Kolejny raz spotykamy się z Molly Murphy, po wielu perypetiach, podróżach przez Atlantyk, ale i po Stanach, dziewczyna prowadzi już poukładane życie w Nowym Jorku. Mężczyzna, którego kocha, chce się z nią ożenić. Ma przyjaciół, ale niestety narzeka nieco na zlecenia, widmo bezrobocia jej grozi, jednak będąc w teatrze na pokazie iluzjonisty, którego ukoronowaniem ma być występ słynnego Houdiniego, dochodzi do krwawej sceny, ponieważ nie do końca wyszło przecięcie asystentki piłą na pół. A może wyszło, aż za bardzo? Daniel wkracza do akcji i stanowczo zakazuje Molly mieszać się do tej sprawy, ale chyba za mało ją zna. Kobieta korzystając z pierwszej okazji rzuca się w wir zagadek, złudzeń i znów może zaplątać się w dużą aferę.

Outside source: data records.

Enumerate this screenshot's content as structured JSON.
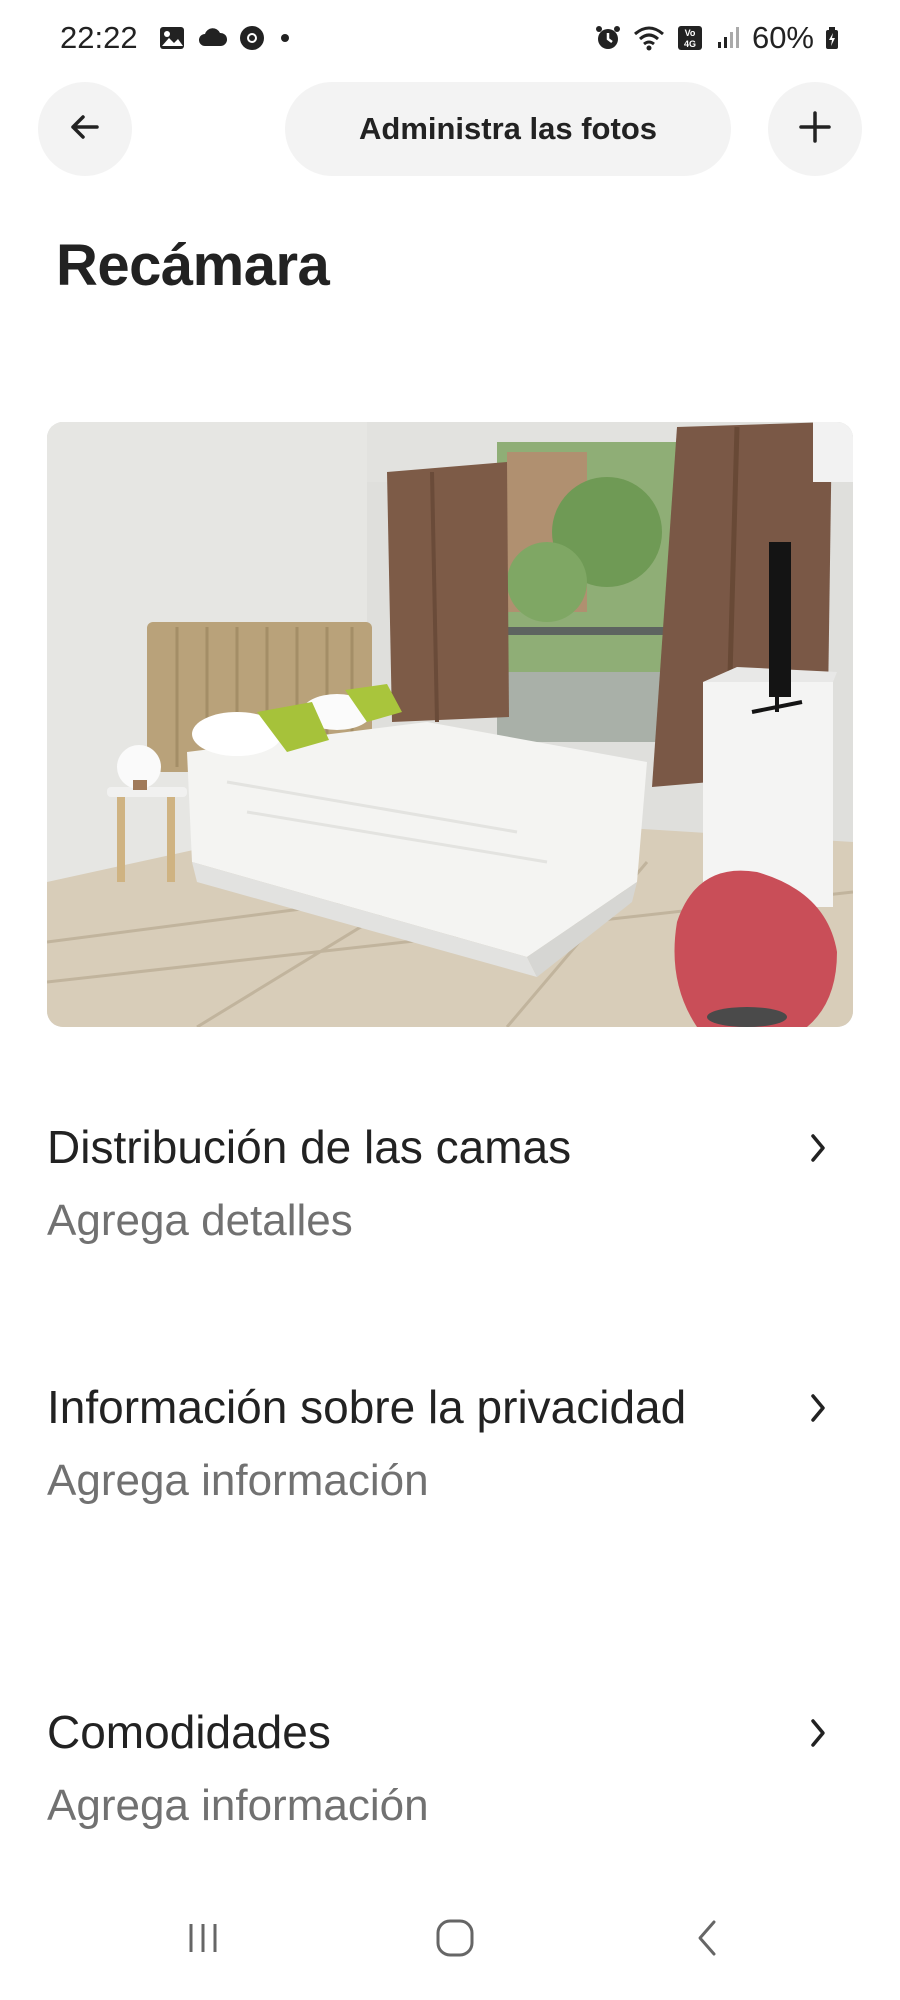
{
  "status_bar": {
    "time": "22:22",
    "battery": "60%",
    "left_icons": [
      "image-icon",
      "cloud-icon",
      "chrome-icon",
      "dot-icon"
    ],
    "right_icons": [
      "alarm-icon",
      "wifi-icon",
      "volte-icon",
      "signal-icon",
      "battery-icon"
    ]
  },
  "header": {
    "title": "Administra las fotos",
    "back_icon": "arrow-left-icon",
    "add_icon": "plus-icon"
  },
  "page": {
    "title": "Recámara"
  },
  "photo": {
    "subject": "bedroom-photo"
  },
  "rows": [
    {
      "title": "Distribución de las camas",
      "subtitle": "Agrega detalles"
    },
    {
      "title": "Información sobre la privacidad",
      "subtitle": "Agrega información"
    },
    {
      "title": "Comodidades",
      "subtitle": "Agrega información"
    }
  ],
  "nav_bar": {
    "icons": [
      "recent-apps-icon",
      "home-icon",
      "back-icon"
    ]
  },
  "colors": {
    "text": "#222222",
    "subtext": "#717171",
    "pill_bg": "#f3f3f3",
    "background": "#ffffff"
  }
}
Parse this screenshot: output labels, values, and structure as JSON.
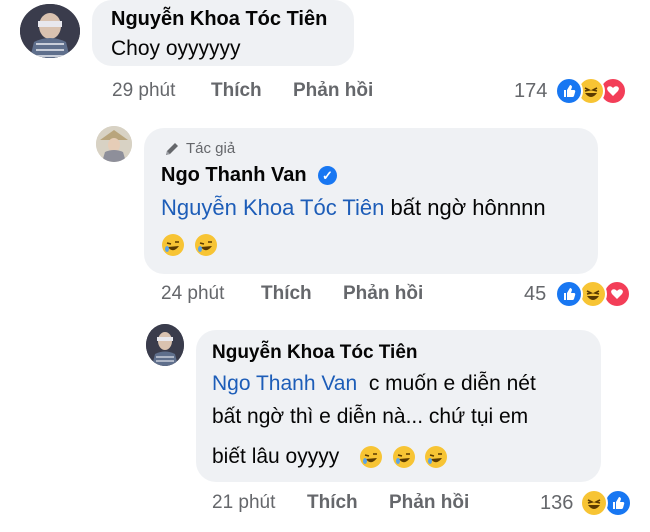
{
  "comment_main": {
    "author": "Nguyễn Khoa Tóc Tiên",
    "text": "Choy oyyyyyy",
    "time": "29 phút",
    "like_label": "Thích",
    "reply_label": "Phản hồi",
    "reaction_count": "174",
    "reactions": [
      "like",
      "haha",
      "love"
    ]
  },
  "reply_van": {
    "author_badge": "Tác giả",
    "author": "Ngo Thanh Van",
    "mention": "Nguyễn Khoa Tóc Tiên",
    "text": "bất ngờ hônnnn",
    "emoji": [
      "rofl",
      "rofl"
    ],
    "time": "24 phút",
    "like_label": "Thích",
    "reply_label": "Phản hồi",
    "reaction_count": "45",
    "reactions": [
      "like",
      "haha",
      "love"
    ]
  },
  "reply_tien": {
    "author": "Nguyễn Khoa Tóc Tiên",
    "mention": "Ngo Thanh Van",
    "line1": "c muốn e diễn nét",
    "line2": "bất ngờ thì e diễn nà... chứ tụi em",
    "line3": "biết lâu oyyyy",
    "emoji": [
      "rofl",
      "rofl",
      "rofl"
    ],
    "time": "21 phút",
    "like_label": "Thích",
    "reply_label": "Phản hồi",
    "reaction_count": "136",
    "reactions": [
      "haha",
      "like"
    ]
  }
}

Myli się ten, kto sądzi, że kryminał retro to prosty gatunek, że wystarczy bohaterkę ubrać w długą suknię i pończochy, mężczyznę w surdut. W usta włożyć im dziwne słowa, odebrać komórki i internet i już. Aby skonstruować powieść retro, trzeba tak długo czytać i poznawać daną epokę, by zacząć w niej żyć. Dopiero później tworzymy intrygę, bohaterów, którzy są autentyczni. Rhys Bowen jest mistrzynią w tworzeniu klimatu retro, jej bohaterowie są z epoki, Nowy Jork ma ten urok miasta sprzed stu lat, a że autorka posiłkuje się relacjami z ówczesnych gazet to naprawdę za każdym razem ciężko mi uwierzyć, że te książki pisze współczesna pisarka.
Ten tom jest na dobrym poziomie, pochłonęłam go jednym tchem, dałam się porwać magii, zagadce i razem z Molly głowiłam się nad rozwiązaniem. Oczywiście czekam na następną część. Czy Molly wywiąże się z obietnicy? Może w tym razem jest mało romansu, który wcześniej bardzo mi się podobał, ale inne wątki genialnie to rekompensują i miałam ochotę Daniela stłuc, a Molly pochwalić za charakter!